Temperature sensing and control are essential in experiments running in cryocooled systems, as with the case of liquid helium-free superconducting devices. A Josephson junction as on-chip temperature sensor operated in ac provides the highest sensitivity and minimal power loading to the cryogenic environment, thanks to the noise rejection of lock-in detection. To demonstrate the advantages of on-chip sensing, we tested it with a Josephson voltage standard array in cryocooler and compared with the conventional case of a sensor on the cold surface of the refrigerator, showing that the power dissipated within the chip may further increment the device temperature up to some tenths of kelvin. An ac Josephson junction sensor is proven to be capable of directly stabilizing the temperature of the superconductive circuit from fluctuations of dissipated power during operation. Reliability issues related to flux trapping are discussed and solutions are proposed suited to different applications. Overall, on-chip control with ac Josephson temperature sensing has the advantage of avoiding the complexities in minimization of cryogenic thermal links, virtually reducing to zero the contact resistance and keeping the operating temperature of the superconductor constant, independently of instantaneous operating power.

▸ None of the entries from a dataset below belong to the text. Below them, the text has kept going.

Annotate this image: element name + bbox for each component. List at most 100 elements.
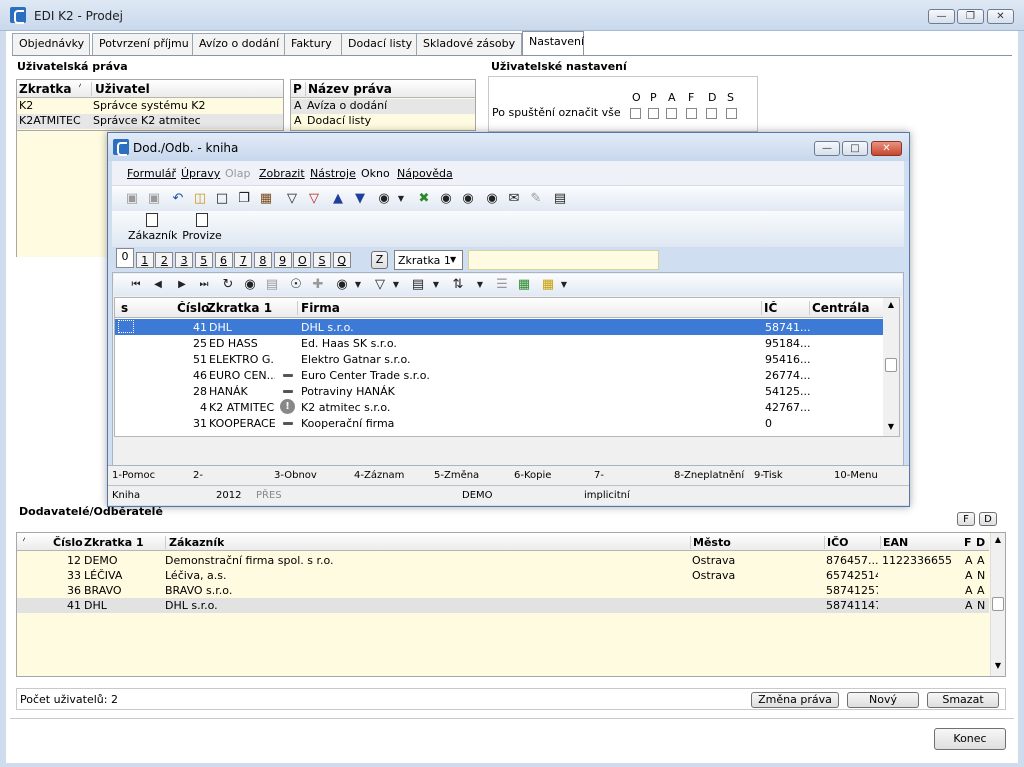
first-record-icon[interactable]: ⏮ (128, 277, 144, 293)
menu-okno[interactable]: Okno (361, 167, 390, 180)
close-button[interactable]: ✕ (987, 9, 1014, 24)
end-button[interactable]: Konec (934, 728, 1006, 750)
fkey-7[interactable]: 7- (594, 470, 604, 481)
scroll-up-icon[interactable]: ▲ (992, 535, 1004, 544)
col-header-ic[interactable]: IČ (761, 301, 777, 315)
fkey-4[interactable]: 4-Záznam (354, 470, 404, 481)
table-row[interactable]: 41 DHL DHL s.r.o. 58741... (115, 319, 883, 335)
index-tab-10[interactable]: S (313, 252, 331, 268)
index-tab-4[interactable]: 5 (194, 252, 213, 268)
tab-avizo-o-dodani[interactable]: Avízo o dodání (192, 33, 285, 55)
undo-icon[interactable]: ↶ (170, 191, 186, 207)
menu-formular[interactable]: Formulář (127, 167, 176, 180)
save-as-icon[interactable]: ▣ (146, 191, 162, 207)
rights-grid[interactable]: P Název práva A Avíza o dodání A Dodací … (290, 79, 476, 131)
col-header-d[interactable]: D (976, 536, 985, 549)
dropdown-icon[interactable]: ▼ (472, 277, 488, 293)
filter-d-button[interactable]: D (979, 512, 997, 526)
col-header-firma[interactable]: Firma (297, 301, 340, 315)
menu-upravy[interactable]: Úpravy (181, 167, 220, 180)
dropdown-icon[interactable]: ▼ (393, 191, 409, 207)
checkbox-p[interactable] (648, 108, 659, 119)
col-header-cislo[interactable]: Číslo (177, 301, 209, 315)
binoculars-icon[interactable]: ◉ (242, 277, 258, 293)
arrow-up-icon[interactable]: ▲ (330, 191, 346, 207)
filter-icon[interactable]: ▽ (284, 191, 300, 207)
filter-icon[interactable]: ▽ (372, 277, 388, 293)
sort-az-icon[interactable]: ⇅ (450, 277, 466, 293)
copy-icon[interactable]: ❐ (236, 191, 252, 207)
new-document-icon[interactable]: □ (214, 191, 230, 207)
table-row[interactable]: 28 HANÁK Potraviny HANÁK 54125... (115, 383, 883, 399)
fkey-3[interactable]: 3-Obnov (274, 470, 317, 481)
dropdown-icon[interactable]: ▼ (556, 277, 572, 293)
index-tab-7[interactable]: 8 (253, 252, 272, 268)
arrow-down-icon[interactable]: ▼ (352, 191, 368, 207)
export-icon[interactable]: ✖ (416, 191, 432, 207)
checkbox-o[interactable] (630, 108, 641, 119)
fkey-10[interactable]: 10-Menu (834, 470, 878, 481)
fkey-1[interactable]: 1-Pomoc (112, 470, 155, 481)
table-row[interactable]: 31 KOOPERACE Kooperační firma 0 (115, 415, 883, 431)
tab-potvrzeni-prijmu[interactable]: Potvrzení příjmu (92, 33, 193, 55)
table-row[interactable]: 12 DEMO Demonstrační firma spol. s r.o. Ost… (17, 553, 989, 568)
table-row[interactable]: 36 BRAVO BRAVO s.r.o. 58741257 A A (17, 583, 989, 598)
find-next-icon[interactable]: ◉ (460, 191, 476, 207)
filter-delete-icon[interactable]: ▽ (306, 191, 322, 207)
list-item[interactable]: A Dodací listy (291, 114, 475, 129)
col-header-nazev-prava[interactable]: Název práva (305, 82, 392, 96)
menu-olap[interactable]: Olap (225, 167, 250, 180)
table-row[interactable]: 25 ED HASS Ed. Haas SK s.r.o. 95184... (115, 335, 883, 351)
minimize-button[interactable]: — (928, 9, 955, 24)
fkey-8[interactable]: 8-Zneplatnění (674, 470, 744, 481)
records-grid[interactable]: s Číslo Zkratka 1 Firma IČ Centrála 41 DH… (114, 297, 900, 437)
col-header-ean[interactable]: EAN (880, 536, 908, 549)
find-replace-icon[interactable]: ◉ (484, 191, 500, 207)
commission-tool[interactable]: Provize (182, 213, 222, 242)
index-tab-11[interactable]: Q (332, 252, 351, 268)
col-header-zkratka[interactable]: Zkratka (19, 82, 72, 96)
fkey-2[interactable]: 2- (193, 470, 203, 481)
delete-button[interactable]: Smazat (927, 692, 999, 708)
insert-icon[interactable]: ✚ (310, 277, 326, 293)
scrollbar[interactable]: ▲ ▼ (990, 533, 1005, 676)
dropdown-icon[interactable]: ▼ (428, 277, 444, 293)
index-tab-2[interactable]: 2 (155, 252, 174, 268)
col-header-cislo[interactable]: Číslo (53, 536, 83, 549)
col-header-f[interactable]: F (964, 536, 972, 549)
menu-nastroje[interactable]: Nástroje (310, 167, 356, 180)
index-tab-9[interactable]: O (293, 252, 312, 268)
camera-icon[interactable]: ◉ (376, 191, 392, 207)
quick-search-input[interactable] (468, 250, 659, 270)
suppliers-grid[interactable]: ⁄ Číslo Zkratka 1 Zákazník Město IČO EAN… (16, 532, 1006, 677)
dialog-minimize-button[interactable]: — (814, 141, 840, 156)
find-icon[interactable]: ◉ (438, 191, 454, 207)
filter-f-button[interactable]: F (957, 512, 975, 526)
tab-faktury[interactable]: Faktury (284, 33, 342, 55)
dropdown-icon[interactable]: ▼ (350, 277, 366, 293)
tab-objednavky[interactable]: Objednávky (12, 33, 90, 55)
col-header-zakaznik[interactable]: Zákazník (165, 536, 224, 549)
tag-icon[interactable]: ☉ (288, 277, 304, 293)
checkbox-a[interactable] (666, 108, 677, 119)
print-icon[interactable]: ▤ (264, 277, 280, 293)
col-header-zkratka1[interactable]: Zkratka 1 (84, 536, 144, 549)
customer-tool[interactable]: Zákazník (128, 213, 177, 242)
col-header-mesto[interactable]: Město (690, 536, 731, 549)
report-icon[interactable]: ▦ (540, 277, 556, 293)
scroll-down-icon[interactable]: ▼ (885, 422, 897, 431)
tab-dodaci-listy[interactable]: Dodací listy (341, 33, 417, 55)
index-tab-1[interactable]: 1 (135, 252, 154, 268)
table-row[interactable]: 4 K2 ATMITEC K2 atmitec s.r.o. 42767...! (115, 399, 883, 415)
col-header-zkratka1[interactable]: Zkratka 1 (207, 301, 272, 315)
index-tab-0[interactable]: 0 (116, 248, 134, 268)
scroll-down-icon[interactable]: ▼ (992, 661, 1004, 670)
menu-zobrazit[interactable]: Zobrazit (259, 167, 305, 180)
fkey-5[interactable]: 5-Změna (434, 470, 479, 481)
scroll-thumb[interactable] (992, 597, 1004, 611)
index-tab-3[interactable]: 3 (175, 252, 194, 268)
tab-skladove-zasoby[interactable]: Skladové zásoby (416, 33, 522, 55)
col-header-s[interactable]: s (121, 301, 128, 315)
col-header-centrala[interactable]: Centrála (809, 301, 869, 315)
list-item[interactable]: K2ATMITEC Správce K2 atmitec (17, 114, 283, 129)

与无液氦超导设备一样，在低温冷却系统中运行的实验中，温度感测和控制至关重要。约瑟夫森结作为片上温度传感器在交流电下工作，这归功于锁定检测的噪声抑制能力，从而为低温环境提供了最高的灵敏度和最小的功率负载。为了演示片上传感的优势，我们在低温冷却器中用约瑟夫森电压标准阵列对其进行了测试，并将其与冰箱冷表面上传感器的常规情况进行了比较，结果表明，芯片内耗散的功率可能会进一步增加传感器的功耗。设备温度高达开尔文的十分之一。事实证明，交流约瑟夫森结传感器能够直接稳定超导电路的温度，使其免受运行过程中功耗的波动的影响。讨论了与通量捕获有关的可靠性问题，并提出了适合于不同应用的解决方案。总的来说，采用交流约瑟夫森温度感测的片上控制的优势在于避免了将低温热链接最小化的复杂性，实际上将接触电阻减小至零，并使超导体的工作温度保持恒定，而与瞬时工作功率无关。